One point we agree on is that e-learning is a lonely business and a key reason why this method often fails is because it is ‘self-learning’. However our solutions are different. He advocates the more resource intensive solution of a coach for each learner; I accept that this solution is desirable if it is possible but I would also encourage twos and threes to learn together, something which seems to happen all too infrequently. It concerns me that the widespread use of the term ‘self-learning’ seems to exclude this possibility.

The article places great emphasis on the need to communicate the benefits of e-learning to the user. The point is made that, though many trainers stress the benefits of face-to-face communication compared to e-learning, a similar argument can be made the other way round; more flexibility of timing, greater consistency of content, the ability to adjust to your own pace etc.

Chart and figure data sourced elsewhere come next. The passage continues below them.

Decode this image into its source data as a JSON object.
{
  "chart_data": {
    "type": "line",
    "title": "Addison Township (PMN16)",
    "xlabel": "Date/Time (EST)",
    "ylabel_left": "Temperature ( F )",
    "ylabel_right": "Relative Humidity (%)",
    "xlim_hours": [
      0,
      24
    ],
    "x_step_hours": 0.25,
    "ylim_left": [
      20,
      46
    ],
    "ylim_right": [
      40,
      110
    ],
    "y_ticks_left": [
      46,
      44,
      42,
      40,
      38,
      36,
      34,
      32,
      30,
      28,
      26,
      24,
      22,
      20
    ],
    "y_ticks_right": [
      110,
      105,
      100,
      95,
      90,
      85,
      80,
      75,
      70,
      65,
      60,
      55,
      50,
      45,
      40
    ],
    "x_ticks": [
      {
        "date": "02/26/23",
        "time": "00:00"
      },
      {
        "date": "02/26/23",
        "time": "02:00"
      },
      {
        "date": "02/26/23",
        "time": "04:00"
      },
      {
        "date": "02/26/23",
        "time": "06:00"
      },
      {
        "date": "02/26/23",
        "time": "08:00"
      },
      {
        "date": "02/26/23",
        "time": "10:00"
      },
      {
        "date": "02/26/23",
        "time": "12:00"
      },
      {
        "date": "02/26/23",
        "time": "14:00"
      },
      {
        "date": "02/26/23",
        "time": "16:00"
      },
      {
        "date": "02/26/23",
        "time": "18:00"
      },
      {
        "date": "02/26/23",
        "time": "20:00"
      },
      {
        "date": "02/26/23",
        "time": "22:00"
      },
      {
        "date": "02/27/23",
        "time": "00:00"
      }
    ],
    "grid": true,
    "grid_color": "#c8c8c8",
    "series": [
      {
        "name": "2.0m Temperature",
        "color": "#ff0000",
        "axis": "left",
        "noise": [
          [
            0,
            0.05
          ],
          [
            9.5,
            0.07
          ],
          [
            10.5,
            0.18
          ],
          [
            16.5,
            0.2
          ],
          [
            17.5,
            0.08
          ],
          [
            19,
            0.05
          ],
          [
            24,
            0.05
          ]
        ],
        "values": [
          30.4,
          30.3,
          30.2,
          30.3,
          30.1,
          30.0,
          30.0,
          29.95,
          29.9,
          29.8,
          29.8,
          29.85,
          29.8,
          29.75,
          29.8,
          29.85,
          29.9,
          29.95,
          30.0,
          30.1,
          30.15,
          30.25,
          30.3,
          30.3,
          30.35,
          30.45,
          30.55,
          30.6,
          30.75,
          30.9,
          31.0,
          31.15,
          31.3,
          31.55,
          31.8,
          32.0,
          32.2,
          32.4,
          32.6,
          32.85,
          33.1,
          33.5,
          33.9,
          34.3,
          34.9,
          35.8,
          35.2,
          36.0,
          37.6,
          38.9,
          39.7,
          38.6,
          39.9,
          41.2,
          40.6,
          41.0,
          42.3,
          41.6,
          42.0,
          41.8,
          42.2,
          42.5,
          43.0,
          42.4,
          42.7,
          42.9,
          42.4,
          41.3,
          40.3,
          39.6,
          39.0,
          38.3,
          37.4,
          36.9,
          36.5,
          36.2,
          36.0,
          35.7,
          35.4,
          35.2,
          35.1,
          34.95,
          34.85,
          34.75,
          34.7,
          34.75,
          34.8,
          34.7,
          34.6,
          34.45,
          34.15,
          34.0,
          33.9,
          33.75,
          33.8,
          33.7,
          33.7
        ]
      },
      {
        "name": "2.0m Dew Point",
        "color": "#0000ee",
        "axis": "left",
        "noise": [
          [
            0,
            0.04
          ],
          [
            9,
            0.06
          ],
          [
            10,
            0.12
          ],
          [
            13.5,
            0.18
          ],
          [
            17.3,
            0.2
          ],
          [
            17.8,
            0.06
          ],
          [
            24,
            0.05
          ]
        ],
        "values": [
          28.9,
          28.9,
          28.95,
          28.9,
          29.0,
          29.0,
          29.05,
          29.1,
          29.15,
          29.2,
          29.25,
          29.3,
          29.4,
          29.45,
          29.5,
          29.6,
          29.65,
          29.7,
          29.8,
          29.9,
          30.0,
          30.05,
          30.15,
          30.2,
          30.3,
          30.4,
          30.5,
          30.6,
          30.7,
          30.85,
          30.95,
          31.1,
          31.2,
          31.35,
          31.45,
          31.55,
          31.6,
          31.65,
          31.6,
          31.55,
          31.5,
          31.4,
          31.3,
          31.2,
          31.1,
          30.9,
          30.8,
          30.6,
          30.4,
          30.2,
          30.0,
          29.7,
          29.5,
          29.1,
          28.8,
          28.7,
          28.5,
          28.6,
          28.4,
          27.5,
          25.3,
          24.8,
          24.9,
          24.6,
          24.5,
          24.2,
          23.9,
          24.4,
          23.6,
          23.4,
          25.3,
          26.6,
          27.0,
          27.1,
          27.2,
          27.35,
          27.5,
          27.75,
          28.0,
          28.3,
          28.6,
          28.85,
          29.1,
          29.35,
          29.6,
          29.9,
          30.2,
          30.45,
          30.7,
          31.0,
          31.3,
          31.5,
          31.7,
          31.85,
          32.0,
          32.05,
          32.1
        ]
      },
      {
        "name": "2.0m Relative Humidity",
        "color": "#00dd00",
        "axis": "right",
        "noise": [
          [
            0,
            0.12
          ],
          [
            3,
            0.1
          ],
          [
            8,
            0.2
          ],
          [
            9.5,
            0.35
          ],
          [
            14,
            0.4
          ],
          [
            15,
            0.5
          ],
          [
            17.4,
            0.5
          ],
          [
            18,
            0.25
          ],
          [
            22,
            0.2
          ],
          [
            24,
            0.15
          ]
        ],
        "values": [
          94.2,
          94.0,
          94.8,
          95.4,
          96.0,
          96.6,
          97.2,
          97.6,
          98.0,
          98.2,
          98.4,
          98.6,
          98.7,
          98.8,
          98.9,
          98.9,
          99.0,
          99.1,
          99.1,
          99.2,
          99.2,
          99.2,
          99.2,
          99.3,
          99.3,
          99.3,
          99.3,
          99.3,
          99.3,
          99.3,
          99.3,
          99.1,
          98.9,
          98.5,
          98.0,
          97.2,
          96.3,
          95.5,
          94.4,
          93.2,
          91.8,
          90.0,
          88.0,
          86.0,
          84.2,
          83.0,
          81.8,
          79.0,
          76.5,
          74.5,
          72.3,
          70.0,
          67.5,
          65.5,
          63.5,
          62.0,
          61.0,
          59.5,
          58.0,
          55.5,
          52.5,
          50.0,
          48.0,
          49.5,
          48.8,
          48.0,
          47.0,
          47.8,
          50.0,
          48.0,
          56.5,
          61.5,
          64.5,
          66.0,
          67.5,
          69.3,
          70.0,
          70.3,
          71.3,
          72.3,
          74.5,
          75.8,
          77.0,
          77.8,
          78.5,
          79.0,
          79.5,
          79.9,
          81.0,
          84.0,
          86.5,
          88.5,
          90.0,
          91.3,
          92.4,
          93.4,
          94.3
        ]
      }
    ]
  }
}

This seems sensible, though I not convinced that communication of benefits alone would make a big difference to the often disappointing levels of take-up that are typically found after e-learning launches. And some of the other advice provided - ask learners to set time aside in short chunks, tell them to enter time in the diary - comes across as patronising. I would have expected to see more emphasis on the benefits of e-learning as part of blended solutions rather than stand-alone, which seems a much more likely to improve take-up levels.

The article would also have been more balanced if the author had been more objective about e-learning’s limitations. There is a brief mention of the fact that it is most effective when knowledge acquisition and retention is the main goal, but nothing about the limitations when the objectives are skill development and application.

Advocates of e-learning would be far more credible if they also accepted the advantages of face-to-face sessions; the interactions between groups, the ability to ask and discuss questions on key issues, the greater flexibility to tailor material and change direction as necessary. This might encourage them to see that there is a middle ground - the development of interactive virtual classroom sessions - which gives you the best of both worlds without major investment. This virtual approach, together with the use of blended designs, is the direction in which MTP, driven by the needs of our international clients, is clearly heading.